Um diese Bestimmung umzusetzen, erhält das Verfassungsgericht der Russischen Föderation neue Befugnisse. Nach der voraussichtlichen neuen Bestimmung (Art. 125 Ziffer 51 der Verfassung) wird das Verfassungsgericht nach dem durch ein föderales Verfassungsgesetz festgelegten Verfahren die Frage nach der möglichen Vollstreckung von Beschlüssen zwischenstaatlicher Organe entscheiden, die auf der Grundlage von Bestimmungen völkerrechtlicher Verträge der Russischen Föderation in einer Auslegung gefasst wurden, die der Verfassung der Russischen Föderation widerspricht.

Es ist daher anzunehmen, dass dieser Mechanismus hauptsächlich zu politischen Zwecken Anwendung finden wird, ohne wesentlichen Einfluss auf die Wirtschaft und insbesondere die Tätigkeit ausländischer Investoren auf dem russischen Markt zu nehmen.

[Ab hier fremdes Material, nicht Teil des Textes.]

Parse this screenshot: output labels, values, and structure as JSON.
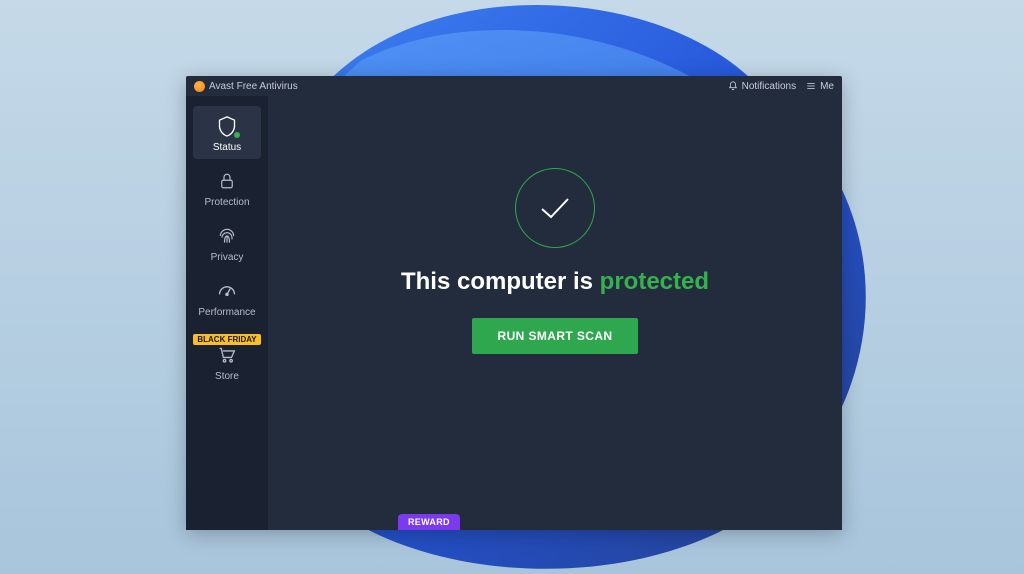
{
  "app": {
    "title": "Avast Free Antivirus"
  },
  "header": {
    "notifications_label": "Notifications",
    "menu_label": "Me"
  },
  "sidebar": {
    "items": [
      {
        "label": "Status"
      },
      {
        "label": "Protection"
      },
      {
        "label": "Privacy"
      },
      {
        "label": "Performance"
      },
      {
        "label": "Store",
        "badge": "BLACK FRIDAY"
      }
    ]
  },
  "main": {
    "status_prefix": "This computer is ",
    "status_word": "protected",
    "scan_button": "RUN SMART SCAN",
    "reward_label": "REWARD"
  },
  "colors": {
    "accent_green": "#2fa74e",
    "badge_yellow": "#fbbf24",
    "reward_purple": "#7c3aed"
  }
}
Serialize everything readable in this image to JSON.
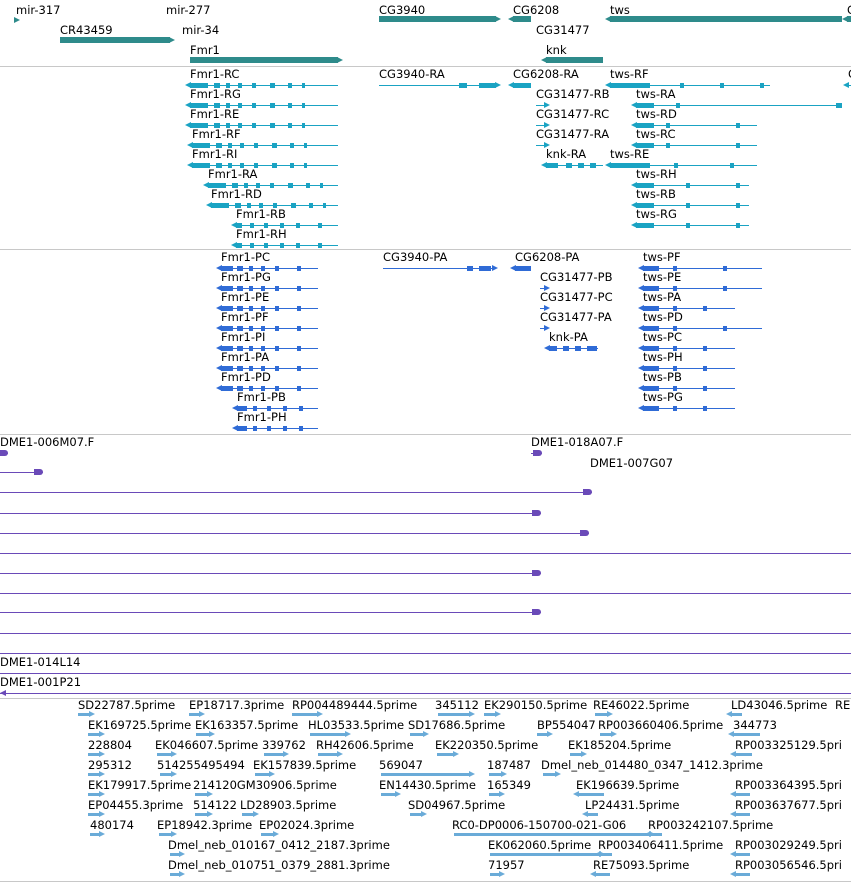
{
  "colors": {
    "gene": "#2e8b8b",
    "transcript": "#1aa3c3",
    "protein": "#2f6bd6",
    "clone": "#6a4ab8",
    "est": "#6aabd8",
    "separator": "#c8c8c8"
  },
  "tracks": {
    "genes": [
      {
        "label": "mir-317",
        "strand": "+"
      },
      {
        "label": "mir-277",
        "strand": "+"
      },
      {
        "label": "CR43459",
        "strand": "+"
      },
      {
        "label": "mir-34",
        "strand": "+"
      },
      {
        "label": "Fmr1",
        "strand": "+"
      },
      {
        "label": "CG3940",
        "strand": "+"
      },
      {
        "label": "CG6208",
        "strand": "-"
      },
      {
        "label": "CG31477",
        "strand": "+"
      },
      {
        "label": "knk",
        "strand": "-"
      },
      {
        "label": "tws",
        "strand": "-"
      },
      {
        "label": "C",
        "strand": "-"
      }
    ],
    "transcripts": [
      {
        "label": "Fmr1-RC"
      },
      {
        "label": "Fmr1-RG"
      },
      {
        "label": "Fmr1-RE"
      },
      {
        "label": "Fmr1-RF"
      },
      {
        "label": "Fmr1-RI"
      },
      {
        "label": "Fmr1-RA"
      },
      {
        "label": "Fmr1-RD"
      },
      {
        "label": "Fmr1-RB"
      },
      {
        "label": "Fmr1-RH"
      },
      {
        "label": "CG3940-RA"
      },
      {
        "label": "CG6208-RA"
      },
      {
        "label": "CG31477-RB"
      },
      {
        "label": "CG31477-RC"
      },
      {
        "label": "CG31477-RA"
      },
      {
        "label": "knk-RA"
      },
      {
        "label": "tws-RF"
      },
      {
        "label": "tws-RA"
      },
      {
        "label": "tws-RD"
      },
      {
        "label": "tws-RC"
      },
      {
        "label": "tws-RE"
      },
      {
        "label": "tws-RH"
      },
      {
        "label": "tws-RB"
      },
      {
        "label": "tws-RG"
      },
      {
        "label": "C"
      }
    ],
    "proteins": [
      {
        "label": "Fmr1-PC"
      },
      {
        "label": "Fmr1-PG"
      },
      {
        "label": "Fmr1-PE"
      },
      {
        "label": "Fmr1-PF"
      },
      {
        "label": "Fmr1-PI"
      },
      {
        "label": "Fmr1-PA"
      },
      {
        "label": "Fmr1-PD"
      },
      {
        "label": "Fmr1-PB"
      },
      {
        "label": "Fmr1-PH"
      },
      {
        "label": "CG3940-PA"
      },
      {
        "label": "CG6208-PA"
      },
      {
        "label": "CG31477-PB"
      },
      {
        "label": "CG31477-PC"
      },
      {
        "label": "CG31477-PA"
      },
      {
        "label": "knk-PA"
      },
      {
        "label": "tws-PF"
      },
      {
        "label": "tws-PE"
      },
      {
        "label": "tws-PA"
      },
      {
        "label": "tws-PD"
      },
      {
        "label": "tws-PC"
      },
      {
        "label": "tws-PH"
      },
      {
        "label": "tws-PB"
      },
      {
        "label": "tws-PG"
      }
    ],
    "clones": [
      {
        "label": "DME1-006M07.F"
      },
      {
        "label": "DME1-018A07.F"
      },
      {
        "label": "DME1-007G07"
      },
      {
        "label": "DME1-014L14"
      },
      {
        "label": "DME1-001P21"
      }
    ],
    "ests": [
      {
        "label": "SD22787.5prime"
      },
      {
        "label": "EP18717.3prime"
      },
      {
        "label": "RP004489444.5prime"
      },
      {
        "label": "345112"
      },
      {
        "label": "EK290150.5prime"
      },
      {
        "label": "RE46022.5prime"
      },
      {
        "label": "LD43046.5prime"
      },
      {
        "label": "RE"
      },
      {
        "label": "EK169725.5prime"
      },
      {
        "label": "EK163357.5prime"
      },
      {
        "label": "HL03533.5prime"
      },
      {
        "label": "SD17686.5prime"
      },
      {
        "label": "BP554047"
      },
      {
        "label": "RP003660406.5prime"
      },
      {
        "label": "344773"
      },
      {
        "label": "228804"
      },
      {
        "label": "EK046607.5prime"
      },
      {
        "label": "339762"
      },
      {
        "label": "RH42606.5prime"
      },
      {
        "label": "EK220350.5prime"
      },
      {
        "label": "EK185204.5prime"
      },
      {
        "label": "RP003325129.5pri"
      },
      {
        "label": "295312"
      },
      {
        "label": "514255495494"
      },
      {
        "label": "EK157839.5prime"
      },
      {
        "label": "569047"
      },
      {
        "label": "187487"
      },
      {
        "label": "Dmel_neb_014480_0347_1412.3prime"
      },
      {
        "label": "EK179917.5prime"
      },
      {
        "label": "214120GM30906.5prime"
      },
      {
        "label": "EN14430.5prime"
      },
      {
        "label": "165349"
      },
      {
        "label": "EK196639.5prime"
      },
      {
        "label": "RP003364395.5pri"
      },
      {
        "label": "EP04455.3prime"
      },
      {
        "label": "514122"
      },
      {
        "label": "LD28903.5prime"
      },
      {
        "label": "SD04967.5prime"
      },
      {
        "label": "LP24431.5prime"
      },
      {
        "label": "RP003637677.5pri"
      },
      {
        "label": "480174"
      },
      {
        "label": "EP18942.3prime"
      },
      {
        "label": "EP02024.3prime"
      },
      {
        "label": "RC0-DP0006-150700-021-G06"
      },
      {
        "label": "RP003242107.5prime"
      },
      {
        "label": "Dmel_neb_010167_0412_2187.3prime"
      },
      {
        "label": "EK062060.5prime"
      },
      {
        "label": "RP003406411.5prime"
      },
      {
        "label": "RP003029249.5pri"
      },
      {
        "label": "Dmel_neb_010751_0379_2881.3prime"
      },
      {
        "label": "71957"
      },
      {
        "label": "RE75093.5prime"
      },
      {
        "label": "RP003056546.5pri"
      }
    ]
  }
}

Hintergrund dieser Annahme ist der Umstand, dass Russland schon seit fast 30 Jahren fester Bestandteil des internationalen Warenverkehrs auf dem Markt ist und dessen Prinzipien anerkennt (insbesondere die Unantastbarkeit des Privateigentums, die unternehmerische Freiheit und Arbeitsfreiheit, die Unzulässigkeit der Monopolbildung und des unlauteren Wettbewerbs u. ä.). Diese Grundsätze sind außerdem ausdrücklich in der russischen Verfassung verankert[3], sodass schwer vorstellbar ist, dass der Beschluss eines internationalen Organs, der unter Berücksichtigung dieser Grundsätze gefasst wurde, der Verfassung der Russischen widersprechen könnte, in der diese Grundsätze ebenfalls festgelegt sind. Nicht auszuschließen ist allerdings ein möglicher Missbrauch (unter anderem durch die politische Lage diktiert) bei der Anwendung des oben beschriebenen Mechanismus in der Praxis.

[1] Verordnung des Verfassungsgerichts der Russischen Föderation Nr. 21-P vom 14.07.2015.

[2] Vgl. Föderales Verfassungsgesetz Nr. 7-FKS vom 14.12.2015, durch das entsprechende Änderungen am Föderalen Verfassungsgesetz Nr. 1-FKS vom 21.07.1994 „Über das Verfassungsgericht der Russischen Föderation“ vorgenommen wurden.

[3] Vgl. Art. 34-37 der Verfassung der Russischen Föderation.